Once you’ve decided that contempt is better than taking the Fifth, you’re down to how to spin it.

Cynically, Hunter and congressional Democrats know that most people are not intimately familiar with how subpoenas and investigations work. They figure that if Hunter makes a show of being willing to answer questions publicly, then the public may believe that Republicans are being unreasonable in refusing to accommodate him. After all, he has the media wind at his back — that’s why the public is not being reminded, for example, that Trump adviser and ally Steve Bannon did the same thing Hunter is doing. Bannon defied a deposition subpoena (from the J6 Committee), vehemently asserted that he would be willing to testify publicly, and made some feints at being cooperative (while lambasting the committee as illegitimate). The Democrat-dominated committee gave him no quarter: He was held in contempt, and the committee pressured the Biden Justice Department to prosecute him criminally, which it did.
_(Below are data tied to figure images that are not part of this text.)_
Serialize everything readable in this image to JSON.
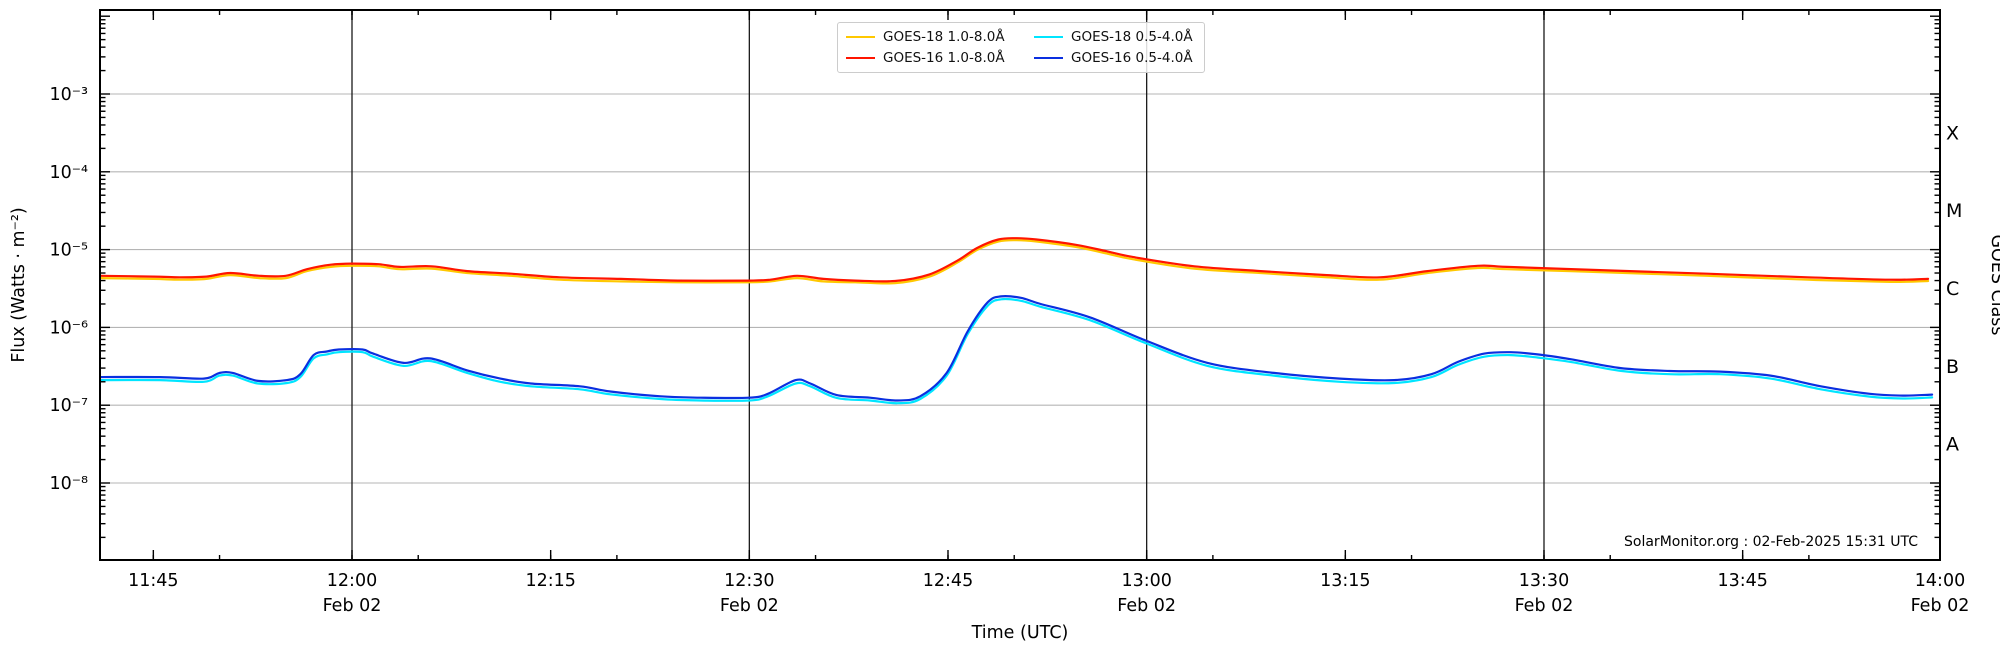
{
  "annotation": {
    "text": "SolarMonitor.org : 02-Feb-2025 15:31 UTC"
  },
  "axes": {
    "x": {
      "title": "Time (UTC)",
      "start_ref": "11:40",
      "range_minutes": [
        1,
        140
      ],
      "minor_tick_minutes": 5,
      "ticks": [
        {
          "time": "11:45",
          "label": "11:45"
        },
        {
          "time": "12:00",
          "label": "12:00",
          "sub": "Feb 02",
          "gridline": true
        },
        {
          "time": "12:15",
          "label": "12:15"
        },
        {
          "time": "12:30",
          "label": "12:30",
          "sub": "Feb 02",
          "gridline": true
        },
        {
          "time": "12:45",
          "label": "12:45"
        },
        {
          "time": "13:00",
          "label": "13:00",
          "sub": "Feb 02",
          "gridline": true
        },
        {
          "time": "13:15",
          "label": "13:15"
        },
        {
          "time": "13:30",
          "label": "13:30",
          "sub": "Feb 02",
          "gridline": true
        },
        {
          "time": "13:45",
          "label": "13:45"
        },
        {
          "time": "14:00",
          "label": "14:00",
          "sub": "Feb 02"
        }
      ]
    },
    "y": {
      "title": "Flux (Watts · m⁻²)",
      "scale": "log",
      "range_exponents": [
        -9,
        -2
      ],
      "ticks": [
        {
          "exp": -3,
          "label": "10⁻³"
        },
        {
          "exp": -4,
          "label": "10⁻⁴"
        },
        {
          "exp": -5,
          "label": "10⁻⁵"
        },
        {
          "exp": -6,
          "label": "10⁻⁶"
        },
        {
          "exp": -7,
          "label": "10⁻⁷"
        },
        {
          "exp": -8,
          "label": "10⁻⁸"
        }
      ]
    },
    "y2": {
      "title": "GOES Class",
      "classes": [
        {
          "label": "X",
          "exp": -3.5
        },
        {
          "label": "M",
          "exp": -4.5
        },
        {
          "label": "C",
          "exp": -5.5
        },
        {
          "label": "B",
          "exp": -6.5
        },
        {
          "label": "A",
          "exp": -7.5
        }
      ]
    }
  },
  "legend": {
    "items": [
      {
        "label": "GOES-18 1.0-8.0Å",
        "color": "#ffc800"
      },
      {
        "label": "GOES-16 1.0-8.0Å",
        "color": "#ff1500"
      },
      {
        "label": "GOES-18 0.5-4.0Å",
        "color": "#00e5ff"
      },
      {
        "label": "GOES-16 0.5-4.0Å",
        "color": "#0a2fe0"
      }
    ]
  },
  "chart_data": {
    "type": "line",
    "title": "",
    "xlabel": "Time (UTC)",
    "ylabel": "Flux (Watts · m⁻²)",
    "x_unit": "minutes after 11:40 UTC",
    "y_scale": "log",
    "ylim_exponents": [
      -9,
      -2
    ],
    "gridlines": {
      "horizontal_exponents": [
        -3,
        -4,
        -5,
        -6,
        -7,
        -8
      ],
      "vertical_times": [
        "12:00",
        "12:30",
        "13:00",
        "13:30"
      ]
    },
    "series": [
      {
        "name": "GOES-18 1.0-8.0Å",
        "color": "#ffc800",
        "points": [
          [
            1,
            4.3e-06
          ],
          [
            5,
            4.2e-06
          ],
          [
            7,
            4.1e-06
          ],
          [
            9,
            4.2e-06
          ],
          [
            10.8,
            4.7e-06
          ],
          [
            13,
            4.3e-06
          ],
          [
            15,
            4.3e-06
          ],
          [
            16.6,
            5.3e-06
          ],
          [
            18.4,
            6e-06
          ],
          [
            20,
            6.2e-06
          ],
          [
            22,
            6.1e-06
          ],
          [
            23.6,
            5.6e-06
          ],
          [
            26,
            5.7e-06
          ],
          [
            28.7,
            5e-06
          ],
          [
            32,
            4.6e-06
          ],
          [
            35.7,
            4.1e-06
          ],
          [
            40.3,
            3.9e-06
          ],
          [
            44.6,
            3.8e-06
          ],
          [
            50,
            3.8e-06
          ],
          [
            51.6,
            3.9e-06
          ],
          [
            53.6,
            4.3e-06
          ],
          [
            55.6,
            3.9e-06
          ],
          [
            58,
            3.8e-06
          ],
          [
            61,
            3.7e-06
          ],
          [
            63.6,
            4.5e-06
          ],
          [
            65.7,
            6.8e-06
          ],
          [
            67.2,
            9.9e-06
          ],
          [
            68.8,
            1.27e-05
          ],
          [
            70.2,
            1.32e-05
          ],
          [
            71.7,
            1.27e-05
          ],
          [
            74.7,
            1.08e-05
          ],
          [
            77,
            8.9e-06
          ],
          [
            79,
            7.5e-06
          ],
          [
            83.6,
            5.7e-06
          ],
          [
            88.6,
            5e-06
          ],
          [
            93.6,
            4.4e-06
          ],
          [
            97.6,
            4.1e-06
          ],
          [
            101.2,
            5e-06
          ],
          [
            105,
            5.8e-06
          ],
          [
            107.2,
            5.6e-06
          ],
          [
            114.8,
            5.1e-06
          ],
          [
            122.3,
            4.6e-06
          ],
          [
            129.9,
            4.1e-06
          ],
          [
            136.1,
            3.85e-06
          ],
          [
            139,
            3.95e-06
          ]
        ]
      },
      {
        "name": "GOES-16 1.0-8.0Å",
        "color": "#ff1500",
        "points": [
          [
            1,
            4.6e-06
          ],
          [
            5,
            4.5e-06
          ],
          [
            7,
            4.4e-06
          ],
          [
            9,
            4.5e-06
          ],
          [
            10.8,
            5e-06
          ],
          [
            13,
            4.6e-06
          ],
          [
            15,
            4.6e-06
          ],
          [
            16.6,
            5.6e-06
          ],
          [
            18.4,
            6.4e-06
          ],
          [
            20,
            6.6e-06
          ],
          [
            22,
            6.5e-06
          ],
          [
            23.6,
            6e-06
          ],
          [
            26,
            6.1e-06
          ],
          [
            28.7,
            5.3e-06
          ],
          [
            32,
            4.9e-06
          ],
          [
            35.7,
            4.4e-06
          ],
          [
            40.3,
            4.2e-06
          ],
          [
            44.6,
            4e-06
          ],
          [
            50,
            4e-06
          ],
          [
            51.6,
            4.1e-06
          ],
          [
            53.6,
            4.6e-06
          ],
          [
            55.6,
            4.2e-06
          ],
          [
            58,
            4e-06
          ],
          [
            61,
            3.95e-06
          ],
          [
            63.6,
            4.8e-06
          ],
          [
            65.7,
            7.2e-06
          ],
          [
            67.2,
            1.05e-05
          ],
          [
            68.8,
            1.35e-05
          ],
          [
            70.2,
            1.4e-05
          ],
          [
            71.7,
            1.35e-05
          ],
          [
            74.7,
            1.15e-05
          ],
          [
            77,
            9.5e-06
          ],
          [
            79,
            8e-06
          ],
          [
            83.6,
            6.1e-06
          ],
          [
            88.6,
            5.3e-06
          ],
          [
            93.6,
            4.7e-06
          ],
          [
            97.6,
            4.4e-06
          ],
          [
            101.2,
            5.3e-06
          ],
          [
            105,
            6.2e-06
          ],
          [
            107.2,
            6e-06
          ],
          [
            114.8,
            5.4e-06
          ],
          [
            122.3,
            4.9e-06
          ],
          [
            129.9,
            4.4e-06
          ],
          [
            136.1,
            4.1e-06
          ],
          [
            139,
            4.2e-06
          ]
        ]
      },
      {
        "name": "GOES-18 0.5-4.0Å",
        "color": "#00e5ff",
        "points": [
          [
            1,
            2.1e-07
          ],
          [
            5.5,
            2.1e-07
          ],
          [
            8.8,
            2e-07
          ],
          [
            10,
            2.4e-07
          ],
          [
            11,
            2.4e-07
          ],
          [
            12.9,
            1.9e-07
          ],
          [
            15.1,
            1.93e-07
          ],
          [
            16.1,
            2.3e-07
          ],
          [
            17.1,
            4e-07
          ],
          [
            18.1,
            4.5e-07
          ],
          [
            19,
            4.8e-07
          ],
          [
            20.8,
            4.8e-07
          ],
          [
            21.6,
            4.2e-07
          ],
          [
            23.9,
            3.2e-07
          ],
          [
            25.9,
            3.7e-07
          ],
          [
            28.7,
            2.6e-07
          ],
          [
            31.2,
            2e-07
          ],
          [
            33.5,
            1.75e-07
          ],
          [
            37.2,
            1.6e-07
          ],
          [
            39.5,
            1.38e-07
          ],
          [
            43.3,
            1.2e-07
          ],
          [
            46.3,
            1.15e-07
          ],
          [
            50,
            1.15e-07
          ],
          [
            51.4,
            1.3e-07
          ],
          [
            53.5,
            1.9e-07
          ],
          [
            54.6,
            1.75e-07
          ],
          [
            56.6,
            1.24e-07
          ],
          [
            59.1,
            1.15e-07
          ],
          [
            61.2,
            1.06e-07
          ],
          [
            62.9,
            1.2e-07
          ],
          [
            64.9,
            2.4e-07
          ],
          [
            66.5,
            8.3e-07
          ],
          [
            68,
            1.9e-06
          ],
          [
            69,
            2.3e-06
          ],
          [
            70.5,
            2.2e-06
          ],
          [
            72,
            1.84e-06
          ],
          [
            75.7,
            1.24e-06
          ],
          [
            79.9,
            6.3e-07
          ],
          [
            84.6,
            3.2e-07
          ],
          [
            89.6,
            2.4e-07
          ],
          [
            94.6,
            2e-07
          ],
          [
            98.7,
            1.93e-07
          ],
          [
            101.5,
            2.3e-07
          ],
          [
            103.5,
            3.3e-07
          ],
          [
            105.5,
            4.2e-07
          ],
          [
            107.5,
            4.4e-07
          ],
          [
            109.5,
            4.1e-07
          ],
          [
            112,
            3.6e-07
          ],
          [
            115.8,
            2.76e-07
          ],
          [
            119.5,
            2.5e-07
          ],
          [
            123.3,
            2.5e-07
          ],
          [
            127.1,
            2.2e-07
          ],
          [
            130.9,
            1.6e-07
          ],
          [
            134.6,
            1.29e-07
          ],
          [
            137.1,
            1.22e-07
          ],
          [
            139.3,
            1.26e-07
          ]
        ]
      },
      {
        "name": "GOES-16 0.5-4.0Å",
        "color": "#0a2fe0",
        "points": [
          [
            1,
            2.3e-07
          ],
          [
            5.5,
            2.3e-07
          ],
          [
            8.8,
            2.2e-07
          ],
          [
            10,
            2.6e-07
          ],
          [
            11,
            2.6e-07
          ],
          [
            12.9,
            2.05e-07
          ],
          [
            15.1,
            2.1e-07
          ],
          [
            16.1,
            2.5e-07
          ],
          [
            17.1,
            4.4e-07
          ],
          [
            18.1,
            4.9e-07
          ],
          [
            19,
            5.2e-07
          ],
          [
            20.8,
            5.2e-07
          ],
          [
            21.6,
            4.6e-07
          ],
          [
            23.9,
            3.5e-07
          ],
          [
            25.9,
            4e-07
          ],
          [
            28.7,
            2.8e-07
          ],
          [
            31.2,
            2.2e-07
          ],
          [
            33.5,
            1.9e-07
          ],
          [
            37.2,
            1.75e-07
          ],
          [
            39.5,
            1.5e-07
          ],
          [
            43.3,
            1.3e-07
          ],
          [
            46.3,
            1.25e-07
          ],
          [
            50,
            1.25e-07
          ],
          [
            51.4,
            1.4e-07
          ],
          [
            53.5,
            2.1e-07
          ],
          [
            54.6,
            1.9e-07
          ],
          [
            56.6,
            1.35e-07
          ],
          [
            59.1,
            1.25e-07
          ],
          [
            61.2,
            1.15e-07
          ],
          [
            62.9,
            1.3e-07
          ],
          [
            64.9,
            2.6e-07
          ],
          [
            66.5,
            9e-07
          ],
          [
            68,
            2.1e-06
          ],
          [
            69,
            2.5e-06
          ],
          [
            70.5,
            2.4e-06
          ],
          [
            72,
            2e-06
          ],
          [
            75.7,
            1.35e-06
          ],
          [
            79.9,
            6.8e-07
          ],
          [
            84.6,
            3.5e-07
          ],
          [
            89.6,
            2.6e-07
          ],
          [
            94.6,
            2.2e-07
          ],
          [
            98.7,
            2.1e-07
          ],
          [
            101.5,
            2.5e-07
          ],
          [
            103.5,
            3.6e-07
          ],
          [
            105.5,
            4.6e-07
          ],
          [
            107.5,
            4.8e-07
          ],
          [
            109.5,
            4.5e-07
          ],
          [
            112,
            3.9e-07
          ],
          [
            115.8,
            3e-07
          ],
          [
            119.5,
            2.75e-07
          ],
          [
            123.3,
            2.7e-07
          ],
          [
            127.1,
            2.4e-07
          ],
          [
            130.9,
            1.75e-07
          ],
          [
            134.6,
            1.4e-07
          ],
          [
            137.1,
            1.33e-07
          ],
          [
            139.3,
            1.37e-07
          ]
        ]
      }
    ]
  },
  "style": {
    "hgrid_color": "#b5b5b5",
    "vline_color": "#1a1a1a",
    "spine_color": "#000000"
  }
}
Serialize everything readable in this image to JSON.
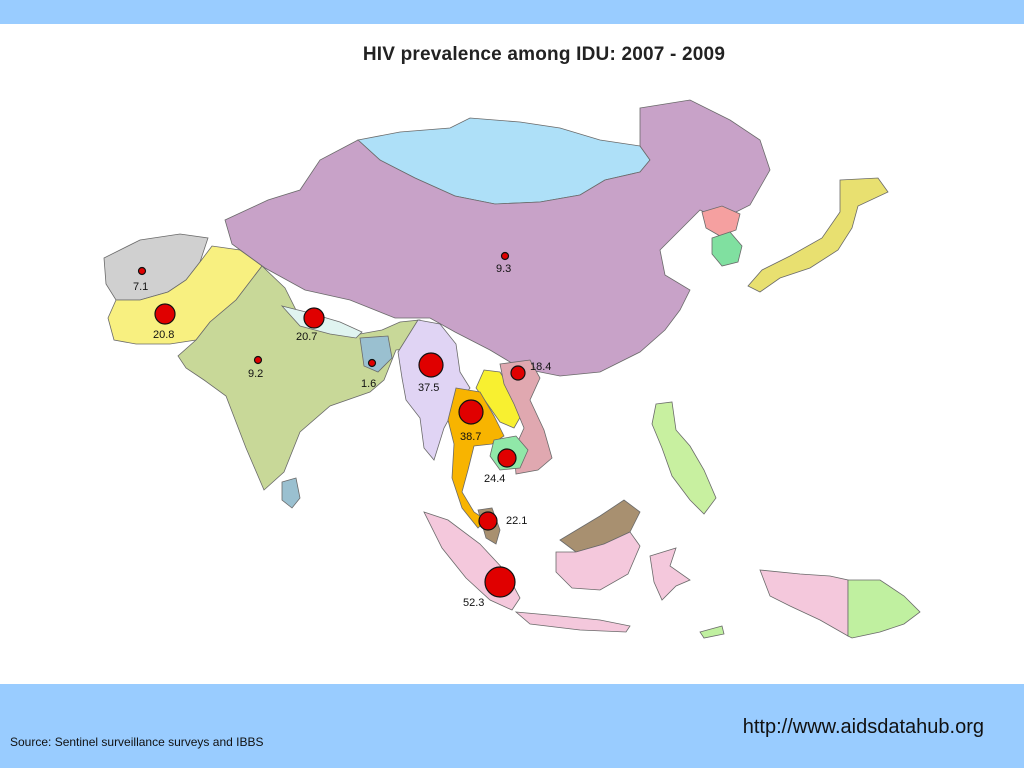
{
  "title": "HIV prevalence among IDU: 2007 - 2009",
  "footer": {
    "url": "http://www.aidsdatahub.org",
    "source": "Source: Sentinel surveillance surveys and IBBS"
  },
  "colors": {
    "band": "#99ccff",
    "marker": "#e00000",
    "china": "#c8a2c8",
    "mongolia": "#aee0f8",
    "india": "#c8d898",
    "pakistan": "#f8f080",
    "afghanistan": "#d0d0d0",
    "myanmar": "#e0d4f4",
    "thailand": "#f8b400",
    "indonesia": "#f4c8dc",
    "papua_new_guinea": "#c0f0a0"
  },
  "markers": [
    {
      "label": "7.1",
      "value": 7.1
    },
    {
      "label": "20.8",
      "value": 20.8
    },
    {
      "label": "20.7",
      "value": 20.7
    },
    {
      "label": "9.2",
      "value": 9.2
    },
    {
      "label": "1.6",
      "value": 1.6
    },
    {
      "label": "9.3",
      "value": 9.3
    },
    {
      "label": "37.5",
      "value": 37.5
    },
    {
      "label": "18.4",
      "value": 18.4
    },
    {
      "label": "38.7",
      "value": 38.7
    },
    {
      "label": "24.4",
      "value": 24.4
    },
    {
      "label": "22.1",
      "value": 22.1
    },
    {
      "label": "52.3",
      "value": 52.3
    }
  ]
}
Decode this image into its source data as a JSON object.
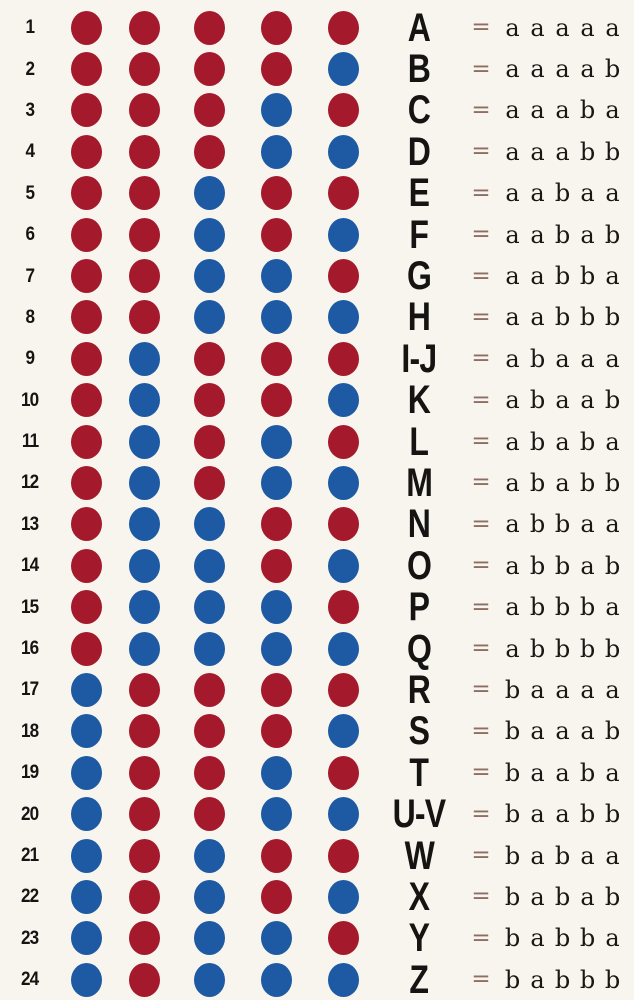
{
  "palette": {
    "background": "#f7f5ee",
    "dot_a_red": "#a4192b",
    "dot_b_blue": "#1d5aa3",
    "ink": "#161412",
    "equals": "#8e6e64"
  },
  "symbols": {
    "equals": "="
  },
  "rows": [
    {
      "number": "1",
      "letter": "A",
      "code": "aaaaa"
    },
    {
      "number": "2",
      "letter": "B",
      "code": "aaaab"
    },
    {
      "number": "3",
      "letter": "C",
      "code": "aaaba"
    },
    {
      "number": "4",
      "letter": "D",
      "code": "aaabb"
    },
    {
      "number": "5",
      "letter": "E",
      "code": "aabaa"
    },
    {
      "number": "6",
      "letter": "F",
      "code": "aabab"
    },
    {
      "number": "7",
      "letter": "G",
      "code": "aabba"
    },
    {
      "number": "8",
      "letter": "H",
      "code": "aabbb"
    },
    {
      "number": "9",
      "letter": "I-J",
      "code": "abaaa"
    },
    {
      "number": "10",
      "letter": "K",
      "code": "abaab"
    },
    {
      "number": "11",
      "letter": "L",
      "code": "ababa"
    },
    {
      "number": "12",
      "letter": "M",
      "code": "ababb"
    },
    {
      "number": "13",
      "letter": "N",
      "code": "abbaa"
    },
    {
      "number": "14",
      "letter": "O",
      "code": "abbab"
    },
    {
      "number": "15",
      "letter": "P",
      "code": "abbba"
    },
    {
      "number": "16",
      "letter": "Q",
      "code": "abbbb"
    },
    {
      "number": "17",
      "letter": "R",
      "code": "baaaa"
    },
    {
      "number": "18",
      "letter": "S",
      "code": "baaab"
    },
    {
      "number": "19",
      "letter": "T",
      "code": "baaba"
    },
    {
      "number": "20",
      "letter": "U-V",
      "code": "baabb"
    },
    {
      "number": "21",
      "letter": "W",
      "code": "babaa"
    },
    {
      "number": "22",
      "letter": "X",
      "code": "babab"
    },
    {
      "number": "23",
      "letter": "Y",
      "code": "babba"
    },
    {
      "number": "24",
      "letter": "Z",
      "code": "babbb"
    }
  ]
}
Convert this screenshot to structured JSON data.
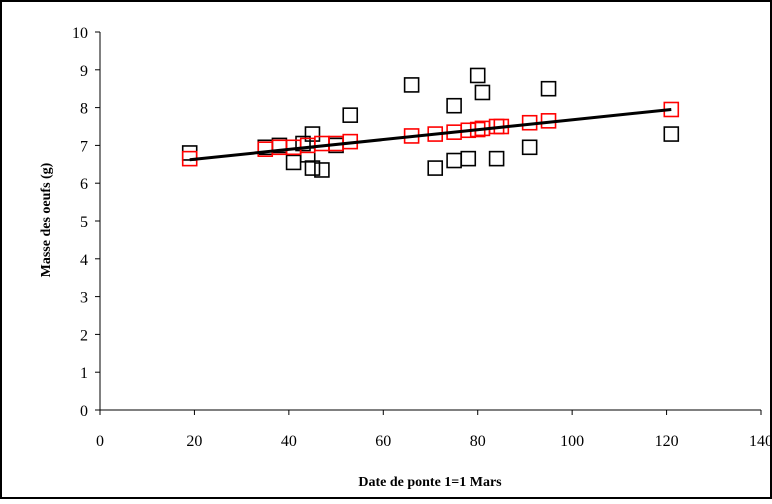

Hunter’s spin is that Republicans are out to get his father, cannot be trusted to run a fair deposition, and would selectively leak his testimony. It’s nonsense. The deposition would not be a day at the beach, but the investigators doing the questioning tend to be less demagogic than the pols performing at public hearings. Plus, Democrats would be well represented at the deposition: If Hunter were actually willing to testify, their investigators would make sure to get any and all points in his favor into the record.

Republicans, moreover, have been better than Democrats were in the Trump era when it comes to leaks. Rather than selectively leaking to the media while the full transcripts were kept under wraps, GOP-run committees have been releasing the full transcripts shortly after the deposition testimony of significant witnesses takes place. (We have seen, for example, the transcripts of testimony from IRS whistleblower agents and Hunter’s former business partner, Devon Archer.) It’s also silly for Hunter, a Yale-educated lawyer who has retained one of Washington’s most politically savvy criminal-defense lawyers, to act as if Republicans could wreak havoc at a deposition. GOP investigators would not try anything that Abbe Lowell and counsel for the committee Dems couldn’t easily handle.

No, Hunter is defying the subpoena because, were he to testify, Republicans would make it very difficult, if not impossible, for him to avoid repeatedly asserting his constitutional privilege against self-incrimination. That would materially damage his father — who has enough polling problems as it is in this election year. It’s that simple.